Human being is the beloved dust — animated matter as brought to life and indwelt by the Spirit as Lord and Life-giver, for ever beloved because of the Beloved who became that dust in human flesh, conceived by the Virgin Mary of the Holy Spirit. We can then envision the three great tides of the Spirit’s Trinitarian mission as breaking on the always concrete realities of particular human existence in three concurrent currents of conversion, transfiguration, and glory.
The emphasis here is on “concurrent”, which allows us to see, for example, that while repentance, healing, and liberation are major themes of the first current of conversion, we never outgrow them, or leave them behind, as the currents of transfiguration or glory come to predominate in our lives.
It is helpful to remember in Lent, for instance, that no Christian ever outgrows the need for the ashes of Ash Wednesday, or devotion to the cross for which they prepare us; that we all need the constant reminder that we are dust and to dust shall return, even as we look through the cross towards the glory of the resurrection — and the certainty that the dust we are is eternally beloved in the Beloved, and the Spirit whose name and gift is Love.
One of the most moving expressions of the deep impact of renewed theology of the Holy Spirit and the spiritual life is in these words of the Orthodox Patriarch of Antioch, Ignatios IV, as translated by Metropolitan Kallistos Ware in his 2007 lecture at the Duquesne Holy Spirit Colloquium: “Without the Spirit, God is far away, Christ belongs to the past, the Gospel is a dead letter, the Church is a mere organisation; authority takes the form of domination, mission is turned into propaganda, worship is reduced to bare recollection, Christian action becomes the morality of a slave.

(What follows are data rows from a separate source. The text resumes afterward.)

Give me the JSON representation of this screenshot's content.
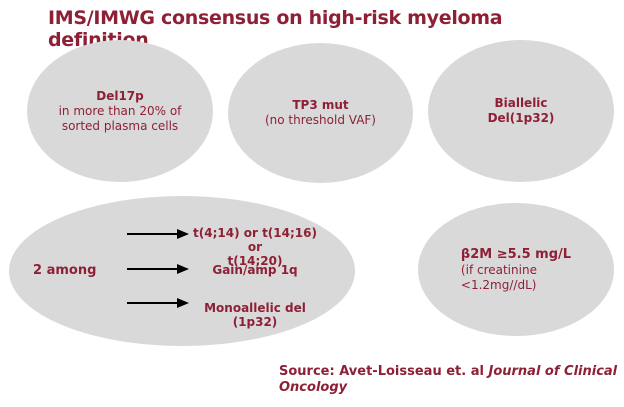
{
  "title": "IMS/IMWG consensus on high-risk myeloma definition",
  "ovals": {
    "del17p": {
      "heading": "Del17p",
      "line1": "in more than 20% of",
      "line2": "sorted plasma cells"
    },
    "tp3": {
      "heading": "TP3 mut",
      "line1": "(no threshold VAF)"
    },
    "biallelic": {
      "line1": "Biallelic",
      "line2": "Del(1p32)"
    },
    "among": {
      "label": "2 among",
      "items": [
        {
          "line1": "t(4;14) or t(14;16) or",
          "line2": "t(14;20)"
        },
        {
          "line1": "Gain/amp 1q"
        },
        {
          "line1": "Monoallelic del",
          "line2": "(1p32)"
        }
      ]
    },
    "b2m": {
      "main": "β2M ≥5.5 mg/L",
      "line1": "(if creatinine",
      "line2": "<1.2mg//dL)"
    }
  },
  "source": {
    "prefix": "Source: Avet-Loisseau et. al ",
    "journal": "Journal of Clinical Oncology"
  },
  "colors": {
    "accent": "#8e2036",
    "oval": "#d9d9d9"
  }
}
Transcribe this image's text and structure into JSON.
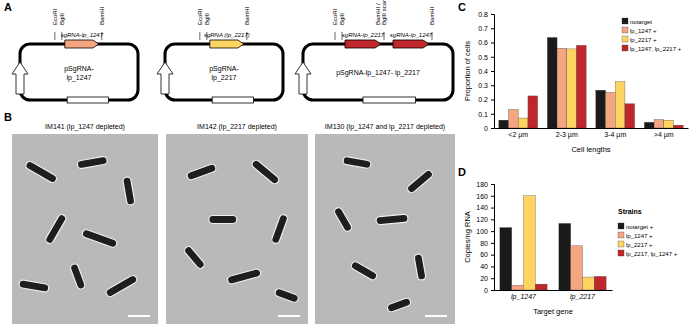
{
  "panel_labels": [
    "A",
    "B",
    "C",
    "D"
  ],
  "plasmids": [
    {
      "name": [
        "pSgRNA-",
        "lp_1247"
      ],
      "sites": [
        [
          "EcoRI"
        ],
        [
          "BglII"
        ],
        [
          "BamHI"
        ]
      ],
      "inserts": [
        {
          "label": "sgRNA-lp_1247",
          "color": "#f4a582"
        }
      ]
    },
    {
      "name": [
        "pSgRNA-",
        "lp_2217"
      ],
      "sites": [
        [
          "EcoRI"
        ],
        [
          "BglII"
        ],
        [
          "BamHI"
        ]
      ],
      "inserts": [
        {
          "label": "sgRNA (lp_2217)",
          "color": "#fdd462"
        }
      ]
    },
    {
      "name": [
        "pSgRNA-lp_1247- lp_2217"
      ],
      "sites": [
        [
          "EcoRI"
        ],
        [
          "BglII"
        ],
        [
          "BamHI /",
          "BglII scar"
        ],
        [
          "BamHI"
        ]
      ],
      "inserts": [
        {
          "label": "sgRNA-lp_2217",
          "color": "#c0272d"
        },
        {
          "label": "sgRNA-lp_1247",
          "color": "#c0272d"
        }
      ]
    }
  ],
  "micrographs": [
    "IM141 (lp_1247 depleted)",
    "IM142 (lp_2217 depleted)",
    "IM130 (lp_1247 and lp_2217 depleted)"
  ],
  "chart_data": [
    {
      "type": "bar",
      "x_label": "Cell lengths",
      "y_label": "Proportion of cells",
      "categories": [
        "<2 µm",
        "2-3 µm",
        "3-4 µm",
        ">4 µm"
      ],
      "series": [
        {
          "name": "notarget",
          "color": "#1a1a1a",
          "values": [
            0.055,
            0.635,
            0.265,
            0.04
          ]
        },
        {
          "name": "lp_1247 +",
          "color": "#f4a582",
          "values": [
            0.13,
            0.56,
            0.25,
            0.06
          ]
        },
        {
          "name": "lp_2217 +",
          "color": "#fdd462",
          "values": [
            0.07,
            0.555,
            0.325,
            0.055
          ]
        },
        {
          "name": "lp_1247, lp_2217 +",
          "color": "#c0272d",
          "values": [
            0.225,
            0.58,
            0.17,
            0.02
          ]
        }
      ],
      "ylim": [
        0,
        0.8
      ],
      "yticks": [
        0,
        0.1,
        0.2,
        0.3,
        0.4,
        0.5,
        0.6,
        0.7,
        0.8
      ],
      "legend": "top-right"
    },
    {
      "type": "bar",
      "x_label": "Target gene",
      "y_label": "Copies/ng RNA",
      "legend_title": "Strains",
      "categories": [
        "lp_1247",
        "lp_2217"
      ],
      "series": [
        {
          "name": "notarget +",
          "color": "#1a1a1a",
          "values": [
            106,
            113
          ]
        },
        {
          "name": "lp_1247 +",
          "color": "#f4a582",
          "values": [
            8,
            75
          ]
        },
        {
          "name": "lp_2217 +",
          "color": "#fdd462",
          "values": [
            160,
            22
          ]
        },
        {
          "name": "lp_2217, lp_1247 +",
          "color": "#c0272d",
          "values": [
            10,
            23
          ]
        }
      ],
      "ylim": [
        0,
        180
      ],
      "yticks": [
        0,
        20,
        40,
        60,
        80,
        100,
        120,
        140,
        160,
        180
      ],
      "legend": "right"
    }
  ]
}
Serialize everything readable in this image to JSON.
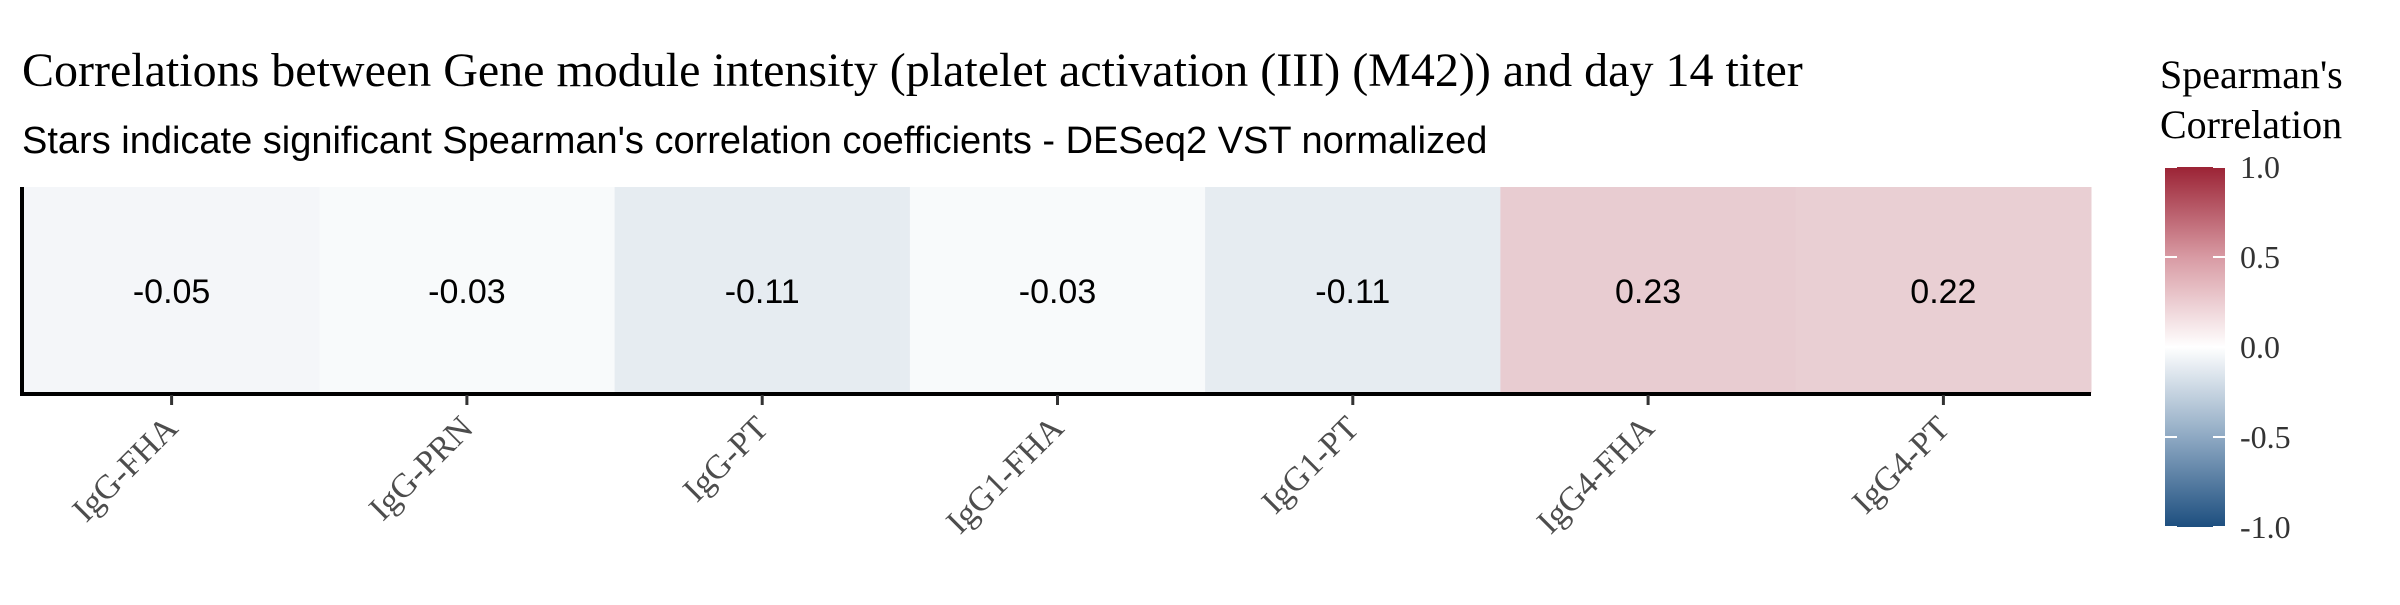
{
  "chart_data": {
    "type": "heatmap",
    "title": "Correlations between Gene module intensity (platelet activation (III) (M42)) and day 14 titer",
    "subtitle": "Stars indicate significant Spearman's correlation coefficients - DESeq2 VST normalized",
    "categories": [
      "IgG-FHA",
      "IgG-PRN",
      "IgG-PT",
      "IgG1-FHA",
      "IgG1-PT",
      "IgG4-FHA",
      "IgG4-PT"
    ],
    "values": [
      -0.05,
      -0.03,
      -0.11,
      -0.03,
      -0.11,
      0.23,
      0.22
    ],
    "value_labels": [
      "-0.05",
      "-0.03",
      "-0.11",
      "-0.03",
      "-0.11",
      "0.23",
      "0.22"
    ],
    "legend": {
      "title_line1": "Spearman's",
      "title_line2": "Correlation",
      "ticks": [
        1.0,
        0.5,
        0.0,
        -0.5,
        -1.0
      ],
      "tick_labels": [
        "1.0",
        "0.5",
        "0.0",
        "-0.5",
        "-1.0"
      ],
      "range": [
        -1.0,
        1.0
      ],
      "position": "right"
    },
    "colors": {
      "low": "#1d4f7f",
      "mid": "#ffffff",
      "high": "#9b2335"
    },
    "grid": false
  }
}
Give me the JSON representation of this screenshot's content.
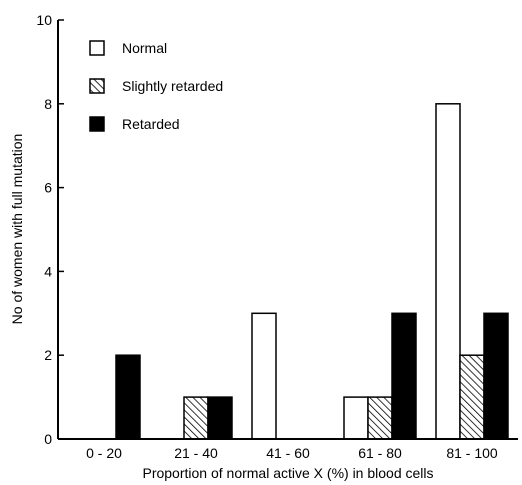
{
  "chart_data": {
    "type": "bar",
    "title": "",
    "xlabel": "Proportion of normal active X (%) in blood cells",
    "ylabel": "No of women with full mutation",
    "ylim": [
      0,
      10
    ],
    "yticks": [
      "0",
      "2",
      "4",
      "6",
      "8",
      "10"
    ],
    "categories": [
      "0 - 20",
      "21 - 40",
      "41 - 60",
      "61 - 80",
      "81 - 100"
    ],
    "legend_placement": "top-left",
    "grid": false,
    "series": [
      {
        "name": "Normal",
        "values": [
          0,
          0,
          3,
          1,
          8
        ],
        "fill": "#ffffff",
        "pattern": "none"
      },
      {
        "name": "Slightly retarded",
        "values": [
          0,
          1,
          0,
          1,
          2
        ],
        "fill": "#ffffff",
        "pattern": "hatch"
      },
      {
        "name": "Retarded",
        "values": [
          2,
          1,
          0,
          3,
          3
        ],
        "fill": "#000000",
        "pattern": "none"
      }
    ]
  }
}
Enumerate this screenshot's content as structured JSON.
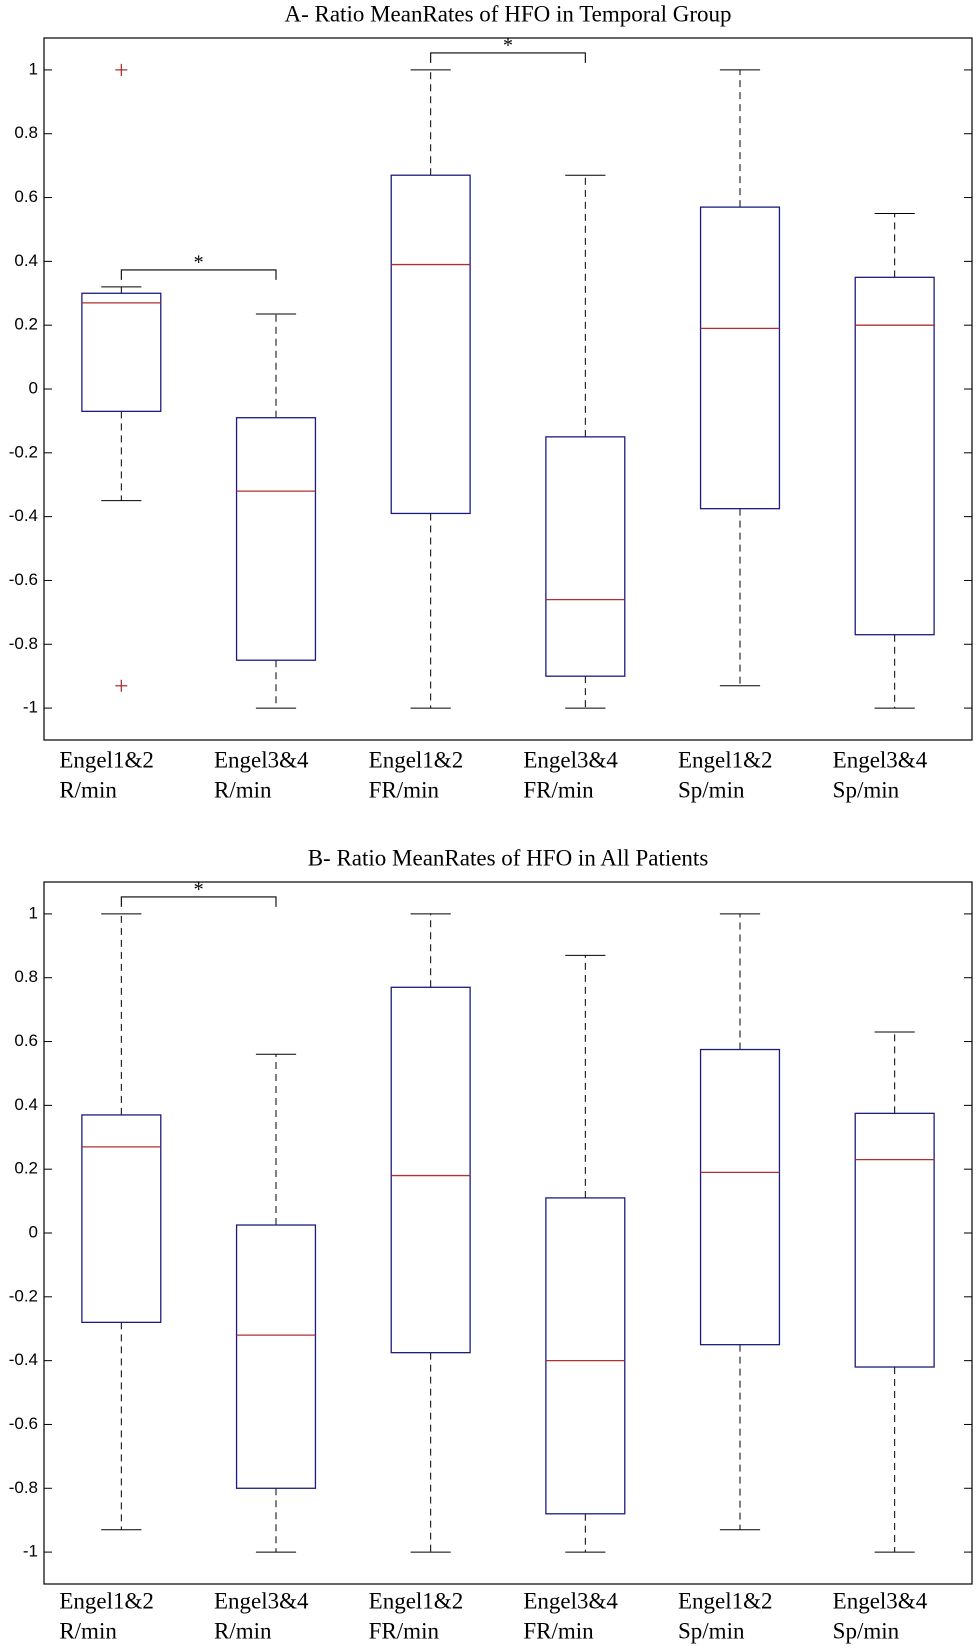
{
  "chart_data": [
    {
      "type": "box",
      "title": "A-    Ratio MeanRates of HFO in Temporal Group",
      "categories": [
        [
          "Engel1&2",
          "R/min"
        ],
        [
          "Engel3&4",
          "R/min"
        ],
        [
          "Engel1&2",
          "FR/min"
        ],
        [
          "Engel3&4",
          "FR/min"
        ],
        [
          "Engel1&2",
          "Sp/min"
        ],
        [
          "Engel3&4",
          "Sp/min"
        ]
      ],
      "boxes": [
        {
          "whisker_low": -0.35,
          "q1": -0.07,
          "median": 0.27,
          "q3": 0.3,
          "whisker_high": 0.32,
          "outliers": [
            1,
            -0.93
          ]
        },
        {
          "whisker_low": -1,
          "q1": -0.85,
          "median": -0.32,
          "q3": -0.09,
          "whisker_high": 0.235,
          "outliers": []
        },
        {
          "whisker_low": -1,
          "q1": -0.39,
          "median": 0.39,
          "q3": 0.67,
          "whisker_high": 1,
          "outliers": []
        },
        {
          "whisker_low": -1,
          "q1": -0.9,
          "median": -0.66,
          "q3": -0.15,
          "whisker_high": 0.67,
          "outliers": []
        },
        {
          "whisker_low": -0.93,
          "q1": -0.375,
          "median": 0.19,
          "q3": 0.57,
          "whisker_high": 1,
          "outliers": []
        },
        {
          "whisker_low": -1,
          "q1": -0.77,
          "median": 0.2,
          "q3": 0.35,
          "whisker_high": 0.55,
          "outliers": []
        }
      ],
      "significance": [
        {
          "label": "*",
          "pair": [
            0,
            1
          ]
        },
        {
          "label": "*",
          "pair": [
            2,
            3
          ]
        }
      ],
      "box_color": "#1c1c80",
      "median_color": "#b03030",
      "outlier_color": "#b03030",
      "ylim": [
        -1.1,
        1.1
      ],
      "yticks": [
        -1,
        -0.8,
        -0.6,
        -0.4,
        -0.2,
        0,
        0.2,
        0.4,
        0.6,
        0.8,
        1
      ]
    },
    {
      "type": "box",
      "title": "B-    Ratio MeanRates of HFO in All Patients",
      "categories": [
        [
          "Engel1&2",
          "R/min"
        ],
        [
          "Engel3&4",
          "R/min"
        ],
        [
          "Engel1&2",
          "FR/min"
        ],
        [
          "Engel3&4",
          "FR/min"
        ],
        [
          "Engel1&2",
          "Sp/min"
        ],
        [
          "Engel3&4",
          "Sp/min"
        ]
      ],
      "boxes": [
        {
          "whisker_low": -0.93,
          "q1": -0.28,
          "median": 0.27,
          "q3": 0.37,
          "whisker_high": 1,
          "outliers": []
        },
        {
          "whisker_low": -1,
          "q1": -0.8,
          "median": -0.32,
          "q3": 0.025,
          "whisker_high": 0.56,
          "outliers": []
        },
        {
          "whisker_low": -1,
          "q1": -0.375,
          "median": 0.18,
          "q3": 0.77,
          "whisker_high": 1,
          "outliers": []
        },
        {
          "whisker_low": -1,
          "q1": -0.88,
          "median": -0.4,
          "q3": 0.11,
          "whisker_high": 0.87,
          "outliers": []
        },
        {
          "whisker_low": -0.93,
          "q1": -0.35,
          "median": 0.19,
          "q3": 0.575,
          "whisker_high": 1,
          "outliers": []
        },
        {
          "whisker_low": -1,
          "q1": -0.42,
          "median": 0.23,
          "q3": 0.375,
          "whisker_high": 0.63,
          "outliers": []
        }
      ],
      "significance": [
        {
          "label": "*",
          "pair": [
            0,
            1
          ]
        }
      ],
      "box_color": "#1c1c80",
      "median_color": "#b03030",
      "outlier_color": "#b03030",
      "ylim": [
        -1.1,
        1.1
      ],
      "yticks": [
        -1,
        -0.8,
        -0.6,
        -0.4,
        -0.2,
        0,
        0.2,
        0.4,
        0.6,
        0.8,
        1
      ]
    }
  ]
}
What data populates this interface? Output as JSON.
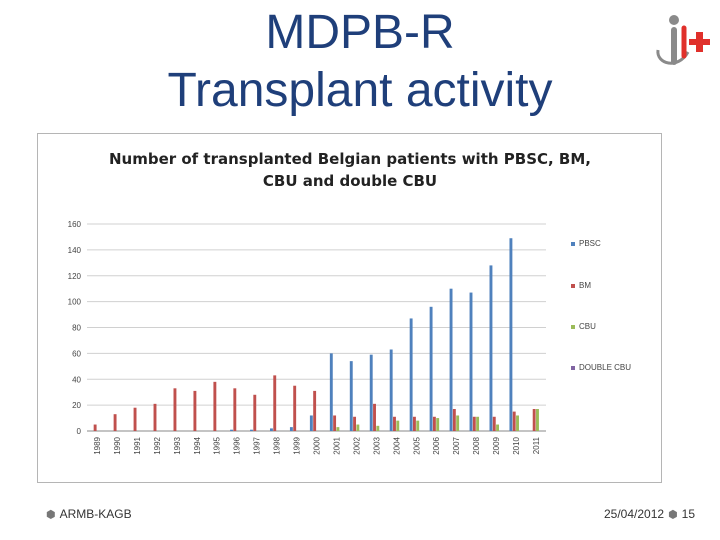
{
  "slide": {
    "title_line1": "MDPB-R",
    "title_line2": "Transplant activity",
    "footer_left": "ARMB-KAGB",
    "footer_date": "25/04/2012",
    "page_number": "15"
  },
  "colors": {
    "title": "#1f3f7a",
    "logo_red": "#e0302b",
    "logo_gray": "#8a8a8a"
  },
  "chart_data": {
    "type": "bar",
    "title_line1": "Number of transplanted Belgian patients with PBSC, BM,",
    "title_line2": "CBU and double CBU",
    "categories": [
      "1989",
      "1990",
      "1991",
      "1992",
      "1993",
      "1994",
      "1995",
      "1996",
      "1997",
      "1998",
      "1999",
      "2000",
      "2001",
      "2002",
      "2003",
      "2004",
      "2005",
      "2006",
      "2007",
      "2008",
      "2009",
      "2010",
      "2011"
    ],
    "ylim": [
      0,
      160
    ],
    "yticks": [
      0,
      20,
      40,
      60,
      80,
      100,
      120,
      140,
      160
    ],
    "xlabel": "",
    "ylabel": "",
    "legend_position": "right",
    "series": [
      {
        "name": "PBSC",
        "color": "#4f81bd",
        "values": [
          0,
          0,
          0,
          0,
          0,
          0,
          0,
          1,
          1,
          2,
          3,
          12,
          60,
          54,
          59,
          63,
          87,
          96,
          110,
          107,
          128,
          149,
          0
        ]
      },
      {
        "name": "BM",
        "color": "#c0504d",
        "values": [
          5,
          13,
          18,
          21,
          33,
          31,
          38,
          33,
          28,
          43,
          35,
          31,
          12,
          11,
          21,
          11,
          11,
          11,
          17,
          11,
          11,
          15,
          17
        ]
      },
      {
        "name": "CBU",
        "color": "#9bbb59",
        "values": [
          0,
          0,
          0,
          0,
          0,
          0,
          0,
          0,
          0,
          0,
          0,
          0,
          3,
          5,
          4,
          8,
          8,
          10,
          12,
          11,
          5,
          12,
          17
        ]
      },
      {
        "name": "DOUBLE CBU",
        "color": "#8064a2",
        "values": [
          0,
          0,
          0,
          0,
          0,
          0,
          0,
          0,
          0,
          0,
          0,
          0,
          0,
          0,
          0,
          0,
          0,
          0,
          0,
          0,
          0,
          0,
          0
        ]
      }
    ]
  }
}
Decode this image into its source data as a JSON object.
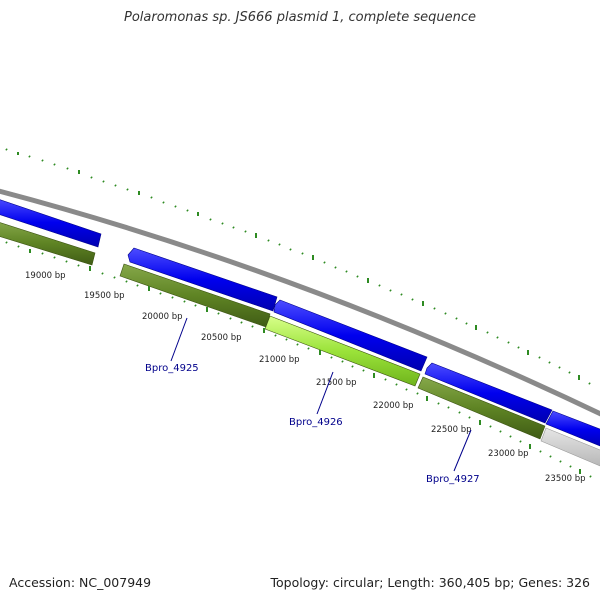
{
  "title": "Polaromonas sp. JS666 plasmid 1, complete sequence",
  "footer": {
    "accession": "Accession: NC_007949",
    "summary": "Topology: circular; Length: 360,405 bp; Genes: 326"
  },
  "colors": {
    "backbone": "#888888",
    "cds": "#0000ee",
    "gene": "#5a7a1f",
    "highlight": "#9be33a",
    "other": "#c8c8c8",
    "ticks": "#2e8b22",
    "label": "#00008b"
  },
  "scale": {
    "labels": [
      "19000 bp",
      "19500 bp",
      "20000 bp",
      "20500 bp",
      "21000 bp",
      "21500 bp",
      "22000 bp",
      "22500 bp",
      "23000 bp",
      "23500 bp"
    ]
  },
  "gene_labels": [
    "Bpro_4925",
    "Bpro_4926",
    "Bpro_4927"
  ]
}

“But in the Spirit God is near, the risen Christ is present with us here and now, the gospel is the power of life, the Church signifies Trinitarian communion, authority means liberating service, mission is an expression of Pentecost, the liturgy is a making-present of both past and future, human action is divinised.”
The Revd Dr Robert D. Hughes III is Norma and Olan Mills Professor of Divinity Emeritus in the School of Theology, at the University of the South, Sewanee.